As a real estate inspector, he examined real estate advertisements in a newspaper and traveled around the city on buses and subways. And then he tried his luck on the financial market. With Joaquín Rozas, the same friend who lent him the motorcycle for the interview Munchis. “Being a stock trader was a dream come true; I wanted to capture the adrenaline I saw in Wall Street movies,” he says.
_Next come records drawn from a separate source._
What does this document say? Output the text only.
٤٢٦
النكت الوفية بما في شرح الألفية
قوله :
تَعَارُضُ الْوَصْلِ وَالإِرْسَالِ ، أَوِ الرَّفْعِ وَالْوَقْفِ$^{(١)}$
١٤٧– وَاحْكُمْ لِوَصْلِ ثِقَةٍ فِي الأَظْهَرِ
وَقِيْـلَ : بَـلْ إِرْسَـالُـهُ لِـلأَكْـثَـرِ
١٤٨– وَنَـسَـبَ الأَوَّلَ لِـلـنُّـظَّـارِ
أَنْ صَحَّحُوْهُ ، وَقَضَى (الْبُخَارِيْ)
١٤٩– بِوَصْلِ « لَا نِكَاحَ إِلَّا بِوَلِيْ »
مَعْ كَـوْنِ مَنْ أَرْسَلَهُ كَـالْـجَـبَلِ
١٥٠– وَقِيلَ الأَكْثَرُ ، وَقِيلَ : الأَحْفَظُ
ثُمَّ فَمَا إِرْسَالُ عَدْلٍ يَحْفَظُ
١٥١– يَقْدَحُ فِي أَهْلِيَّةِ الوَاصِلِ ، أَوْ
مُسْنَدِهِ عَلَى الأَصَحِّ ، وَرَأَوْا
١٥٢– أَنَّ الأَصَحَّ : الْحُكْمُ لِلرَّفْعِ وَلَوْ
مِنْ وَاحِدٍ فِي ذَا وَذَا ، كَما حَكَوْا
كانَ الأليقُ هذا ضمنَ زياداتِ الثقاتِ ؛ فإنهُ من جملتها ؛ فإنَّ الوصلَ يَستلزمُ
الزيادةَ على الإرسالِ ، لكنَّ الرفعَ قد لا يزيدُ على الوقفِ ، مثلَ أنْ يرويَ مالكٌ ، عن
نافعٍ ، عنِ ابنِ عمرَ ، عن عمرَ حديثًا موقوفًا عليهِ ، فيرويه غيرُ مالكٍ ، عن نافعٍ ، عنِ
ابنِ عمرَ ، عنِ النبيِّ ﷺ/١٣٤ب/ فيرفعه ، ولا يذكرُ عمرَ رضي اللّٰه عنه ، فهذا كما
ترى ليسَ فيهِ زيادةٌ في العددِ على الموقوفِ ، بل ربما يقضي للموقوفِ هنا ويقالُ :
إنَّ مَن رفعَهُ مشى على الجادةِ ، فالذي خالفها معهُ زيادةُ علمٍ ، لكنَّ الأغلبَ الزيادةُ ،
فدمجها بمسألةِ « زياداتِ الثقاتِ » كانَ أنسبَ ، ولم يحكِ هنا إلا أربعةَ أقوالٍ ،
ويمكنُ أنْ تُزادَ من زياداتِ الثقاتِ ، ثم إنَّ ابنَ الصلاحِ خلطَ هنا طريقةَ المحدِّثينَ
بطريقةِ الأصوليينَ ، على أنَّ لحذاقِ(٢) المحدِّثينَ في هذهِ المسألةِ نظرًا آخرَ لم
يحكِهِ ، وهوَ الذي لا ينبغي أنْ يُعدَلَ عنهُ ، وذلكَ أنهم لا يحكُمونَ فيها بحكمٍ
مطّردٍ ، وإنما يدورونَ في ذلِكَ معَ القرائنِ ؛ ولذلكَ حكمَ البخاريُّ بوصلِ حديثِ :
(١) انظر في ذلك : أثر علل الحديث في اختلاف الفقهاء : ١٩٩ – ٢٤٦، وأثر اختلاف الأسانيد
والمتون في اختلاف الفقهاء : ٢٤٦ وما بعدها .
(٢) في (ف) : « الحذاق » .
Meanwhile, he added tools to his backpack: checks, payments, salaries, operations… For all logistics, the same question applied: “How do I do this?” Between comings and goings, Hugo and Joaquín opened a bar in Palermo, the furniture of which was made and painted in different colors in the family carpentry workshop. Belly He was one of the pioneers: in Nicaragua and Ravignani they took their first steps, unstable and on the verge of bankruptcy. Until Francisco Ribatto joined in with a tempting suggestion: “What if we went to New York and saw how the restaurant business was run?” A few days later, they started visiting hamburger restaurants: They sat down with the managers, took out a notebook and told them that they would be “doing practical work for the faculty. A TP. Since I didn’t speak English, I devoted myself to drawing the plans of the living room, the kitchen, the furniture, the paths of the employees. Everything,” recalls Hugo of this “educational” tour that took them as a survey through Brooklyn and the West Coast of New York.
One of the “Interviews for the TP” was crucial. In one of the branches of Shake Shacka legendary New York burger chain founded in Madison Square Park. “The two managers took great care of us, very warm and very nice. Their names were Dean and Denny’s. They were the managers, two incredible guys who unknowingly showed us the way. It’s a shame we lost sight of them. Today they would be proud of the little children who asked them a thousand questions.”
Upon their return, they borrowed money from friends and family and opened the first store in Honduras and Malabia, now the lung of Palermo Soho. “But no one left, we lost money every month, I had a thousand debts,” recalls Hugo, confessing how they reversed the losing streak: “We put an ad on Facebook, back then it was a very complicated process that required daily calls to the Silicon Valley bunker. It was an experiment that worked. After three weeks we arrived and there was a queue.” After three months, they opened the second location. And since then they already have 40 franchises and process 50 tons of meat per month. “I was a little unconscious, but it worked. If I hadn’t had the support of my parents, I wouldn’t be where I am,” concludes Hugo López, the young man who borrowed a motorcycle to deliver ice cream and ended up associated with one of the city’s most famous hamburger chains.